# Posting property no hunting



## brdhntr (Oct 1, 2003)

Had an interesting question from one of my landowners today. We post the property with No Hunting/No Trespassing signs. He mentioned that at one time when he first bought the property, he put up No Hunting signs, but when his son was seen hunting on the property, he was told that a No Hunting sign means no one can hunt it. I can't see that as being legally binding to the landowner or those he grants permission to, but does anyone know if that is true? If so, can you post a source? Thanks.


----------



## malainse (Sep 2, 2002)

Not true, the sign is for others. Owners or people that have permission can do what they want.


----------



## ridgewalker (Jun 24, 2008)

malainse said:


> Not true, the sign is for others. Owners or people that have permission can do what they want.

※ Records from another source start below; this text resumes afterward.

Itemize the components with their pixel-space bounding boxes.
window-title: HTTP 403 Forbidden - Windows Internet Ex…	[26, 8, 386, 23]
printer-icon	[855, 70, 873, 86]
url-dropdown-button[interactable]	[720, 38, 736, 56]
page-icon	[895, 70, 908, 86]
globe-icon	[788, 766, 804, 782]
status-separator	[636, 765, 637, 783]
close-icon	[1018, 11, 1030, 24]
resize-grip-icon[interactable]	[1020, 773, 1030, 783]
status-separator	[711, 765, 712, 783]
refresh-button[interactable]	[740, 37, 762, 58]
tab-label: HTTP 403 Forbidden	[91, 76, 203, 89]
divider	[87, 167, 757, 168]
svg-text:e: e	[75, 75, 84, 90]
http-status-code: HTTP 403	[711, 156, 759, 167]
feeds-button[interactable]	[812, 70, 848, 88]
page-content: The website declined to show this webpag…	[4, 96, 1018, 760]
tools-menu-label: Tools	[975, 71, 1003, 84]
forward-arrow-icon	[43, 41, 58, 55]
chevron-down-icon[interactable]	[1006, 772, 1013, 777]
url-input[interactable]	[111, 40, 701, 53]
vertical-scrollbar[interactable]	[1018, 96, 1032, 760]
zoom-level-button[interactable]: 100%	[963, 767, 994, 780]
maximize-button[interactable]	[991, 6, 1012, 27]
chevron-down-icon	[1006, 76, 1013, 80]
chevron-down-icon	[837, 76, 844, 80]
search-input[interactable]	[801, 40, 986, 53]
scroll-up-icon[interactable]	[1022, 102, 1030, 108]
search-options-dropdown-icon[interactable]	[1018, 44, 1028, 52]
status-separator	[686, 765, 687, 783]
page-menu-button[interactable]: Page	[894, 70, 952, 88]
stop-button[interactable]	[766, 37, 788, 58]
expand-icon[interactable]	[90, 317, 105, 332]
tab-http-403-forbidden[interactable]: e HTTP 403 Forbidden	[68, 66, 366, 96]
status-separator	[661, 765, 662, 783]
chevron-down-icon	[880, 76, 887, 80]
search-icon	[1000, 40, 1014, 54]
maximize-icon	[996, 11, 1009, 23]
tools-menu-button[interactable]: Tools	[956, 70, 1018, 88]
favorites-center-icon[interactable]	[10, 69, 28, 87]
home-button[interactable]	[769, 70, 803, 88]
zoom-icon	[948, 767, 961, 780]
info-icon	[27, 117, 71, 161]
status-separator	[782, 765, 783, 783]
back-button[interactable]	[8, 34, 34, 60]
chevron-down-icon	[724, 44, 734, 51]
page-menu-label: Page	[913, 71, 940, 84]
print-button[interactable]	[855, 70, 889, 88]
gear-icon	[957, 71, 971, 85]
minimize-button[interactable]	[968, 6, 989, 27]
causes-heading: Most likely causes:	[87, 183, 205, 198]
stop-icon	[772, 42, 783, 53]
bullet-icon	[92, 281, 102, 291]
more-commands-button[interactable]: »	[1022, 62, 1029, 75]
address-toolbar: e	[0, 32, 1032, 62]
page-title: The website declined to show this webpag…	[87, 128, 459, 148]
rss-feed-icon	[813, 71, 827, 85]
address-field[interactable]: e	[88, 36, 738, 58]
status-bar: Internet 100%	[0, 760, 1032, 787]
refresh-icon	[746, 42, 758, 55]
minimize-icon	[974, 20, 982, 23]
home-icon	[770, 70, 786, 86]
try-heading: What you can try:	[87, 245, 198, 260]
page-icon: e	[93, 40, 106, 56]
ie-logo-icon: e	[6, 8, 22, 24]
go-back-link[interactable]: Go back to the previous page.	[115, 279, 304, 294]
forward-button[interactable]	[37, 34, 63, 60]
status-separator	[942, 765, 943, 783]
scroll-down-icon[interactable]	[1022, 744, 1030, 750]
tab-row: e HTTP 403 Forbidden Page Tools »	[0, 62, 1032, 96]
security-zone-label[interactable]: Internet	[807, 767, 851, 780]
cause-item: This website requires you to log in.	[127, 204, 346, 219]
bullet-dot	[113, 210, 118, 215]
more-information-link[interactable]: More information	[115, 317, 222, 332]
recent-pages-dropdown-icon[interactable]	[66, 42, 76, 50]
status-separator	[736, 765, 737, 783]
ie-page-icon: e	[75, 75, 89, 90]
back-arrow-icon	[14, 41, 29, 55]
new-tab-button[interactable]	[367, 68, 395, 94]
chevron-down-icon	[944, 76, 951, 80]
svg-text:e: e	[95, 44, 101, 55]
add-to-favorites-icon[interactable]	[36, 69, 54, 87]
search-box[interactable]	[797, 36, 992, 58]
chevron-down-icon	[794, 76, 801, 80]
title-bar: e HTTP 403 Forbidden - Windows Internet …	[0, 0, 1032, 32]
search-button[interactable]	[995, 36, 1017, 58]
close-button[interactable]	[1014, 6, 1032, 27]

This is exactly what was explained to me by leos, both county and dnr.


----------



## anon12192013aazz (Dec 10, 2010)

What we've done on our property is post signs that say "NO HUNTING OR TRESPASSING" in large letters with, "except by permission of owner" in finer print. We list a name and phone number to contact for those honest people who were taught to always ask, first.


----------



## brdhntr (Oct 1, 2003)

Thanks, that is what I thought, but he was curious about it. Knowing some CO's frequent this forum, thought it would be the best way to get a response, quickly.


----------